Romano is a University of South Carolina chemical engineering alumna, she wants to use her influence by helping to develop a pipeline for young women to pursue a career in STEM.

“We need more women (in STEM) and that starts at a younger age because your curiosity and the things you’re passionate about start to shape when you’re young,” Romano says. “If kids aren’t being told about STEM, how would they know to ever pursue it? I went through elementary, middle, and high school and no one ever talked to me about STEM opportunities. I just stumbled upon it and checked the box for chemical engineering and had no idea what to expect.”

During her time at USC, she won Miss Midlands in Columbia her first year and competed in Miss South Carolina three times, but never got the crown. However, she continued her beauty pageant competitions in recent years.

Morgan Romano was Miss North Carolina in 2021 and the first runner-up at Miss USA 2022. The Miss USA winner in 2022 was named Miss Universe so Romano now holds the title of Miss USA.

After graduation, Romano moved to Charlotte and is currently an application engineer at R.E. Mason in Charlotte, she spends her free time encouraging young girls to help build their interest in STEM opportunities.

Not only is Romano a classroom assistant for Project Scientists, an after-school STEM program, she also enjoys working with the Best Buddies International program to promote STEM and offer opportunities to young girls and disadvantaged children in North and South Carolina.

A personal initiative she started, Outside the Box, sends a science box to hospitals, classrooms, and libraries – hundreds of boxes were provided in 2022 – with the goal of sparking a STEM interest in young girls.

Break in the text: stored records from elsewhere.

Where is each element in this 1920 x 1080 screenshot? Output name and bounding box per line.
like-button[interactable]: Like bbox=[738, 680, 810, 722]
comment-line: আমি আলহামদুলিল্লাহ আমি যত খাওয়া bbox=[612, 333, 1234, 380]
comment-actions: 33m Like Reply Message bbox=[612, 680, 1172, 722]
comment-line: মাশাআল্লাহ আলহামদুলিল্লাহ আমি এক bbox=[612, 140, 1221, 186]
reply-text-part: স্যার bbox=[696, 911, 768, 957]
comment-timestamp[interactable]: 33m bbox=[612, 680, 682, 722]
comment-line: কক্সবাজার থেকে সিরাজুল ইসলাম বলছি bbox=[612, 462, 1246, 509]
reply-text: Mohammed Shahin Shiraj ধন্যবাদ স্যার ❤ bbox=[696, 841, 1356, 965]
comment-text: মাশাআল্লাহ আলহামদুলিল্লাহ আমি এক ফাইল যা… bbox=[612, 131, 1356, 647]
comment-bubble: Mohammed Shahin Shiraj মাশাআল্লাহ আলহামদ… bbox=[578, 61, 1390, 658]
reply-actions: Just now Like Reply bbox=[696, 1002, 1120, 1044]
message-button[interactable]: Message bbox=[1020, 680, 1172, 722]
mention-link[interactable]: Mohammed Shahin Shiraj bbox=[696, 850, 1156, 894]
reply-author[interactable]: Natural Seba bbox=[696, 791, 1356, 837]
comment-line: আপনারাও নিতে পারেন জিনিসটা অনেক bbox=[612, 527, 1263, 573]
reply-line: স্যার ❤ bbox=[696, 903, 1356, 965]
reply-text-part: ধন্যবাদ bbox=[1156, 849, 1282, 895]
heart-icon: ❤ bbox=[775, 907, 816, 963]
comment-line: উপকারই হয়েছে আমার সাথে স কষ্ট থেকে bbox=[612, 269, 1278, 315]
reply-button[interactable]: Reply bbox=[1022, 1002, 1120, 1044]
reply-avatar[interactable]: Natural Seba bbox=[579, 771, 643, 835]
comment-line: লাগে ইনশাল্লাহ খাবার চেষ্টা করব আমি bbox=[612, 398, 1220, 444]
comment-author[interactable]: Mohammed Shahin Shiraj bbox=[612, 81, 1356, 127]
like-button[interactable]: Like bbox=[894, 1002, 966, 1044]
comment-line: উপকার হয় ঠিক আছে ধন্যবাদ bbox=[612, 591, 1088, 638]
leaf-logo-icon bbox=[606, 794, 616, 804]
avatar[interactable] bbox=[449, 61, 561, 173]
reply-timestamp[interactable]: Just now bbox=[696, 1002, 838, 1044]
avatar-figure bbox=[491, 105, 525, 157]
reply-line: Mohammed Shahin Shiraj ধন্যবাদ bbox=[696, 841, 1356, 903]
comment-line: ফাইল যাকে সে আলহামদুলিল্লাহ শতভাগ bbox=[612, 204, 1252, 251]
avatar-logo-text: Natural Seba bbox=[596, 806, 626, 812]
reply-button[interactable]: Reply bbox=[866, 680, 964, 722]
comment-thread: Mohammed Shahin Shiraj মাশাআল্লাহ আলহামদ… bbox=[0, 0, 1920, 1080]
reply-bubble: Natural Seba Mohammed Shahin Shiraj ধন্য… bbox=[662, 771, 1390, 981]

“Some of the science boxes are sent to children’s hospitals. Little girls are pulled from school and they have to do online classes and they sometimes lose interest in learning because it’s more of a chore,” Romano says. “These STEM boxes make learning fun. They forget they’re learning, they forget they’re doing science. It’s just a fun activity that’s subconsciously creating that passion within them.”